Operação da Polícia mira rede de roubo e derretimento de ouro em SP
Segunda fase da ação do Deic cumpre mandados na capital e em Guarulhos para desmantelar esquema que vai do assalto nas ruas à lavagem de dinheiro
A Polícia Civil de São Paulo deflagrou nesta segunda-feira (24) a segunda fase da Operação Ouro Reverso, que mira um esquema criminoso completo de recepção e reciclagem de joias roubadas na Grande São Paulo.
A ação mobiliza 60 policiais do Departamento Estadual de Investigações Criminais (Deic), 21 auditores da Receita Estadual e avaliadores da Caixa Econômica Federal no cumprimento de quatro mandados de prisão e 28 de busca e apreensão na capital paulista e em Guarulhos.
A Justiça também determinou o bloqueio de R$ 34,6 milhões em 13 contas bancárias ligadas aos investigados, além do sequestro de sete veículos e um imóvel.
Coordenada pela 3ª Delegacia de Fraudes Financeiras e Econômicas (DIG/Deic), a investigação mapeou a engrenagem que transforma correntes e alianças tomadas em assaltos de rua em ouro “limpo” reinserido no mercado formal.
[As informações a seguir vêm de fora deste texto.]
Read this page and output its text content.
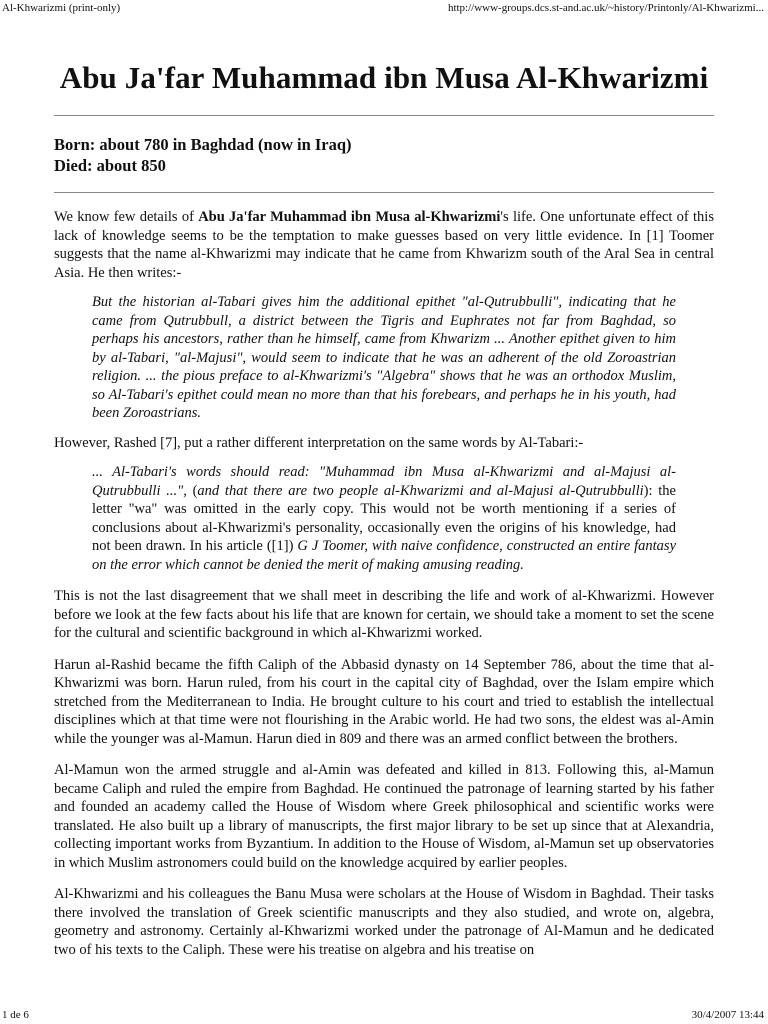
Al-Khwarizmi (print-only)	http://www-groups.dcs.st-and.ac.uk/~history/Printonly/Al-Khwarizmi...
Abu Ja'far Muhammad ibn Musa Al-Khwarizmi
Born: about 780 in Baghdad (now in Iraq)
Died: about 850

We know few details of Abu Ja'far Muhammad ibn Musa al-Khwarizmi's life. One unfortunate effect of this lack of knowledge seems to be the temptation to make guesses based on very little evidence. In [1] Toomer suggests that the name al-Khwarizmi may indicate that he came from Khwarizm south of the Aral Sea in central Asia. He then writes:-

But the historian al-Tabari gives him the additional epithet "al-Qutrubbulli", indicating that he came from Qutrubbull, a district between the Tigris and Euphrates not far from Baghdad, so perhaps his ancestors, rather than he himself, came from Khwarizm ... Another epithet given to him by al-Tabari, "al-Majusi", would seem to indicate that he was an adherent of the old Zoroastrian religion. ... the pious preface to al-Khwarizmi's "Algebra" shows that he was an orthodox Muslim, so Al-Tabari's epithet could mean no more than that his forebears, and perhaps he in his youth, had been Zoroastrians.

However, Rashed [7], put a rather different interpretation on the same words by Al-Tabari:-

... Al-Tabari's words should read: "Muhammad ibn Musa al-Khwarizmi and al-Majusi al-Qutrubbulli ...", (and that there are two people al-Khwarizmi and al-Majusi al-Qutrubbulli): the letter "wa" was omitted in the early copy. This would not be worth mentioning if a series of conclusions about al-Khwarizmi's personality, occasionally even the origins of his knowledge, had not been drawn. In his article ([1]) G J Toomer, with naive confidence, constructed an entire fantasy on the error which cannot be denied the merit of making amusing reading.

This is not the last disagreement that we shall meet in describing the life and work of al-Khwarizmi. However before we look at the few facts about his life that are known for certain, we should take a moment to set the scene for the cultural and scientific background in which al-Khwarizmi worked.

Harun al-Rashid became the fifth Caliph of the Abbasid dynasty on 14 September 786, about the time that al-Khwarizmi was born. Harun ruled, from his court in the capital city of Baghdad, over the Islam empire which stretched from the Mediterranean to India. He brought culture to his court and tried to establish the intellectual disciplines which at that time were not flourishing in the Arabic world. He had two sons, the eldest was al-Amin while the younger was al-Mamun. Harun died in 809 and there was an armed conflict between the brothers.

Al-Mamun won the armed struggle and al-Amin was defeated and killed in 813. Following this, al-Mamun became Caliph and ruled the empire from Baghdad. He continued the patronage of learning started by his father and founded an academy called the House of Wisdom where Greek philosophical and scientific works were translated. He also built up a library of manuscripts, the first major library to be set up since that at Alexandria, collecting important works from Byzantium. In addition to the House of Wisdom, al-Mamun set up observatories in which Muslim astronomers could build on the knowledge acquired by earlier peoples.

Al-Khwarizmi and his colleagues the Banu Musa were scholars at the House of Wisdom in Baghdad. Their tasks there involved the translation of Greek scientific manuscripts and they also studied, and wrote on, algebra, geometry and astronomy. Certainly al-Khwarizmi worked under the patronage of Al-Mamun and he dedicated two of his texts to the Caliph. These were his treatise on algebra and his treatise on

1 de 6	30/4/2007 13:44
O centro das atenções é uma região do Centro paulistano batizada pelos investigadores de “círculo de fogo”, onde funcionavam empresas encarregadas de comprar as peças roubadas e derretê-las imediatamente para apagar vestígios.
A estrutura foi dividida pela polícia em três frentes:
Executores: Responsáveis diretos pelos assaltos e furtos nas ruas, atuando sob coordenação de intermediários.
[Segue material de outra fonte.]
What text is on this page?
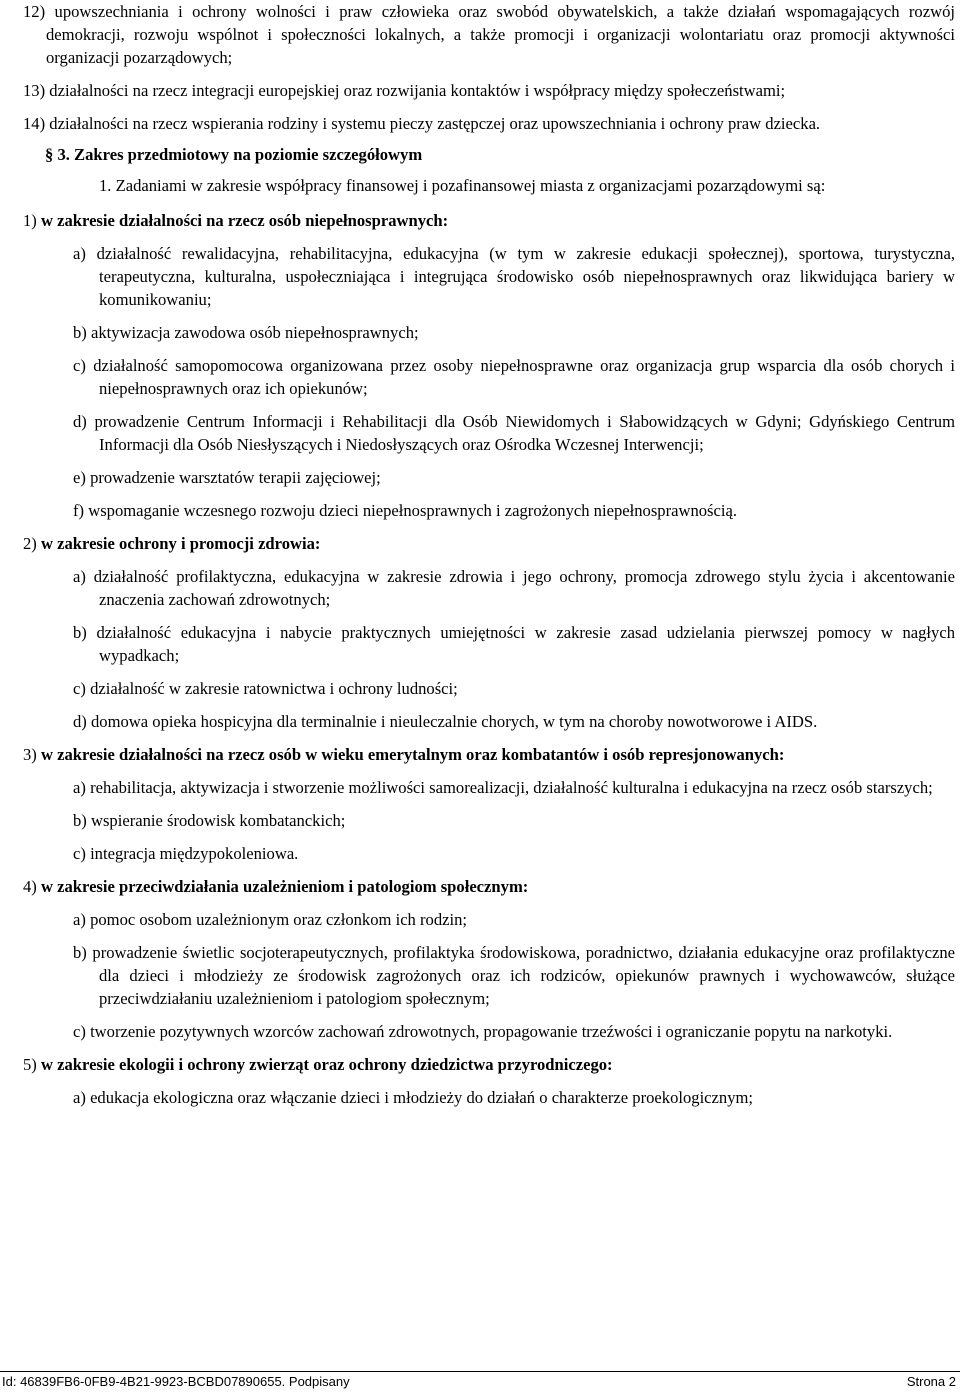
12) upowszechniania i ochrony wolności i praw człowieka oraz swobód obywatelskich, a także działań wspomagających rozwój demokracji, rozwoju wspólnot i społeczności lokalnych, a także promocji i organizacji wolontariatu oraz promocji aktywności organizacji pozarządowych;

13) działalności na rzecz integracji europejskiej oraz rozwijania kontaktów i współpracy między społeczeństwami;

14) działalności na rzecz wspierania rodziny i systemu pieczy zastępczej oraz upowszechniania i ochrony praw dziecka.

§ 3. Zakres przedmiotowy na poziomie szczegółowym

1. Zadaniami w zakresie współpracy finansowej i pozafinansowej miasta z organizacjami pozarządowymi są:

1) w zakresie działalności na rzecz osób niepełnosprawnych:

a) działalność rewalidacyjna, rehabilitacyjna, edukacyjna (w tym w zakresie edukacji społecznej), sportowa, turystyczna, terapeutyczna, kulturalna, uspołeczniająca i integrująca środowisko osób niepełnosprawnych oraz likwidująca bariery w komunikowaniu;

b) aktywizacja zawodowa osób niepełnosprawnych;

c) działalność samopomocowa organizowana przez osoby niepełnosprawne oraz organizacja grup wsparcia dla osób chorych i niepełnosprawnych oraz ich opiekunów;

d) prowadzenie Centrum Informacji i Rehabilitacji dla Osób Niewidomych i Słabowidzących w Gdyni; Gdyńskiego Centrum Informacji dla Osób Niesłyszących i Niedosłyszących oraz Ośrodka Wczesnej Interwencji;

e) prowadzenie warsztatów terapii zajęciowej;

f) wspomaganie wczesnego rozwoju dzieci niepełnosprawnych i zagrożonych niepełnosprawnością.

2) w zakresie ochrony i promocji zdrowia:

a) działalność profilaktyczna, edukacyjna w zakresie zdrowia i jego ochrony, promocja zdrowego stylu życia i akcentowanie znaczenia zachowań zdrowotnych;

b) działalność edukacyjna i nabycie praktycznych umiejętności w zakresie zasad udzielania pierwszej pomocy w nagłych wypadkach;

c) działalność w zakresie ratownictwa i ochrony ludności;

d) domowa opieka hospicyjna dla terminalnie i nieuleczalnie chorych, w tym na choroby nowotworowe i AIDS.

3) w zakresie działalności na rzecz osób w wieku emerytalnym oraz kombatantów i osób represjonowanych:

a) rehabilitacja, aktywizacja i stworzenie możliwości samorealizacji, działalność kulturalna i edukacyjna na rzecz osób starszych;

b) wspieranie środowisk kombatanckich;

c) integracja międzypokoleniowa.

4) w zakresie przeciwdziałania uzależnieniom i patologiom społecznym:

a) pomoc osobom uzależnionym oraz członkom ich rodzin;

b) prowadzenie świetlic socjoterapeutycznych, profilaktyka środowiskowa, poradnictwo, działania edukacyjne oraz profilaktyczne dla dzieci i młodzieży ze środowisk zagrożonych oraz ich rodziców, opiekunów prawnych i wychowawców, służące przeciwdziałaniu uzależnieniom i patologiom społecznym;

c) tworzenie pozytywnych wzorców zachowań zdrowotnych, propagowanie trzeźwości i ograniczanie popytu na narkotyki.

5) w zakresie ekologii i ochrony zwierząt oraz ochrony dziedzictwa przyrodniczego:

a) edukacja ekologiczna oraz włączanie dzieci i młodzieży do działań o charakterze proekologicznym;

Id: 46839FB6-0FB9-4B21-9923-BCBD07890655. Podpisany	Strona 2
Processadores: Receptadores e lojistas que recebiam o material, faziam o derretimento do metal e remanufaturavam as peças.
Financiadores: Operadores que lavavam os recursos por meio de empresas de fachada e depósitos fracionados para reintroduzir o dinheiro no sistema financeiro.
A investida atual é um desdobramento direto da primeira fase, realizada em maio de 2025, quando R$ 2,7 milhões em ouro e joias foram recuperados e três CNPJs de estabelecimentos clandestinos acabaram cassados.
A partir da prisão de Rony Gonçalves, apontado como principal negociador do grupo liderado por Suedna Barbosa Carneiro, a “Mainha do Ouro”, a polícia conseguiu mapear a rede financeira e os comércios que sustentavam o ciclo criminoso.